Kemudian rakyat negeri itu mengira, jika rakyat bisa hidup bahagia,
apalagi seorang Raja, maksudnya yaitu Raja mereka. Mereka berpendapat
Raja dan Permaisuri pun akan hidup bahagia seperti mereka. Ternyata
dugaan mereka itu sangat keliru sekali.
Raja Tsing Teh (Ceng Tee atau Raja Dermawan Suci-nuirni) maupun
Permaisuri Pao Yueh Goat Kuang (Sinar KiMii bulan Yang Indah), pada saat
itu justru sedang bersusah hati dan berduka cita. Kesusahan dan
kedukaan mereka itu ternyata mereka tidak mendapatkan keturunan yang
bisa melanjutkan kerajaan mereka sebagai penyambung keturunannya.

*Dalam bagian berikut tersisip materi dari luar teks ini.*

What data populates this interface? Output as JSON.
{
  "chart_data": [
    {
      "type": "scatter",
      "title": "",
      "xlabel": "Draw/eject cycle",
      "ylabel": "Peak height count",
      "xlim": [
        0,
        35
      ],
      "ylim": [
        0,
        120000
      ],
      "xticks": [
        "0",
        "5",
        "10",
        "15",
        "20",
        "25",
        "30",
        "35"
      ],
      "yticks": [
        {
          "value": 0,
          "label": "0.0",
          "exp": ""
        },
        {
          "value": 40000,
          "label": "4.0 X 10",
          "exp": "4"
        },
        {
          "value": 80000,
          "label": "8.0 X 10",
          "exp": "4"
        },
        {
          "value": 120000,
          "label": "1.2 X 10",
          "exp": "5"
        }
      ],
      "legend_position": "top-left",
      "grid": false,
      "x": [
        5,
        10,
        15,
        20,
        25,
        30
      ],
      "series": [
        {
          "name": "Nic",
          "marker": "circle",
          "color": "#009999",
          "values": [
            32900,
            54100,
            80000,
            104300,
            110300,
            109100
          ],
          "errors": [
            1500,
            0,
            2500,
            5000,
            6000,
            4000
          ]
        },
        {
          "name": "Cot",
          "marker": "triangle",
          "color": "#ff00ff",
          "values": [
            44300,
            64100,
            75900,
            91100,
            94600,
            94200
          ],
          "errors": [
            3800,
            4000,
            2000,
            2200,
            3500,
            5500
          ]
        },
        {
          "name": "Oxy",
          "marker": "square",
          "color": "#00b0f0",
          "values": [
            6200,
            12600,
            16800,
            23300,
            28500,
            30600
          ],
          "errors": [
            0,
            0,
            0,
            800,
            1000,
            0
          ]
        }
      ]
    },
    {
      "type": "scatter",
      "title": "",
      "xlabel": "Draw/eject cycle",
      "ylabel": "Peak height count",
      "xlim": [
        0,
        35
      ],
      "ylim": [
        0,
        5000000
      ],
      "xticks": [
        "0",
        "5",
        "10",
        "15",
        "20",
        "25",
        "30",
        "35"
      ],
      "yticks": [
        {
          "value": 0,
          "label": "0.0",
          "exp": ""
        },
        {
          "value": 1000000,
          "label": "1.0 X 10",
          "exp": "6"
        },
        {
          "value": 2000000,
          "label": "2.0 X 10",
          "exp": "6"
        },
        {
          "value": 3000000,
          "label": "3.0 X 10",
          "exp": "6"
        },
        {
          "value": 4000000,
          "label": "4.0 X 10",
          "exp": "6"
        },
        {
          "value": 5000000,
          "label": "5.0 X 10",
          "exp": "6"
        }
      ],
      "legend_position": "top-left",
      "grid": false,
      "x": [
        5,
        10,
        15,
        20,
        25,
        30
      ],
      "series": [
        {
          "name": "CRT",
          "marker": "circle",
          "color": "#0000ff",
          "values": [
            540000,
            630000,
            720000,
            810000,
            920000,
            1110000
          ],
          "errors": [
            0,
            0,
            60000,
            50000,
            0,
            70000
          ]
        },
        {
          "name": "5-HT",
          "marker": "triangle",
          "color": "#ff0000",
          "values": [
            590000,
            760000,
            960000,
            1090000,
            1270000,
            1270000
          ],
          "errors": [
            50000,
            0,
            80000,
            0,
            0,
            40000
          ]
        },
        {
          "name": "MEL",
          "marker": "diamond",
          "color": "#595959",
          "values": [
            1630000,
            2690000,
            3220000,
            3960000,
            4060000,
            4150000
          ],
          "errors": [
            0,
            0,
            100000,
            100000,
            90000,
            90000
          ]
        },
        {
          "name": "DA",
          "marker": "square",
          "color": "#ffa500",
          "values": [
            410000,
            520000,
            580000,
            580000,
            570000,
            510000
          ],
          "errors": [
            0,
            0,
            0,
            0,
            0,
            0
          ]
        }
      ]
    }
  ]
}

Pada masa itu keturunan atau anak lelaki bagi mereka adalah mutlak
mereka dambakan, karena untuk menyambung dan melanjutkan tahta
kerajaannya kelak, yaitu sesudah mereka meninggal dunia. Ketika itu usia
raja dan permaisuri sudah sangat lanjut. Tentu saja mereka berdua jadi
amat kuatir, dan sangat berduka karena tidak punya penerus yang akan
melanjutkan menjadi raja menggantikan mereka di kemudian hari.
Pada suatu hari.....
Raja Dermawan Suci-murni ini memerintahkan menterinya untuk mengundang
pendeta Taois. Mereka diminta untuk membantu bersembahyang di
kelenteng-kelenteng dan membacakan doa-doa agar Raja bisa memperoleh
keturunan yang di kemudian hari sang putera ini akan duduk di singgasana
sebagai penggantinya.
Siang dan malam Raja Dermawan Suci-murni dan permaisurinya terus berdoa
kepada Thian (Tuhan Yang Maha Esa). Mereka memohon diberi seorang putera
sebagai ahli waris mereka. Namun, sesudah bertahun-tahun lamanya mereka
berdoa dan berharap-harap dengan penuh harap dan cemas, ternyata
permaisuri belum juga hamil. Namun, mereka tidak bosan-bosan dan tidak
putus harapan mereka terus memohon kepada Thian Yang Maha Kuasa.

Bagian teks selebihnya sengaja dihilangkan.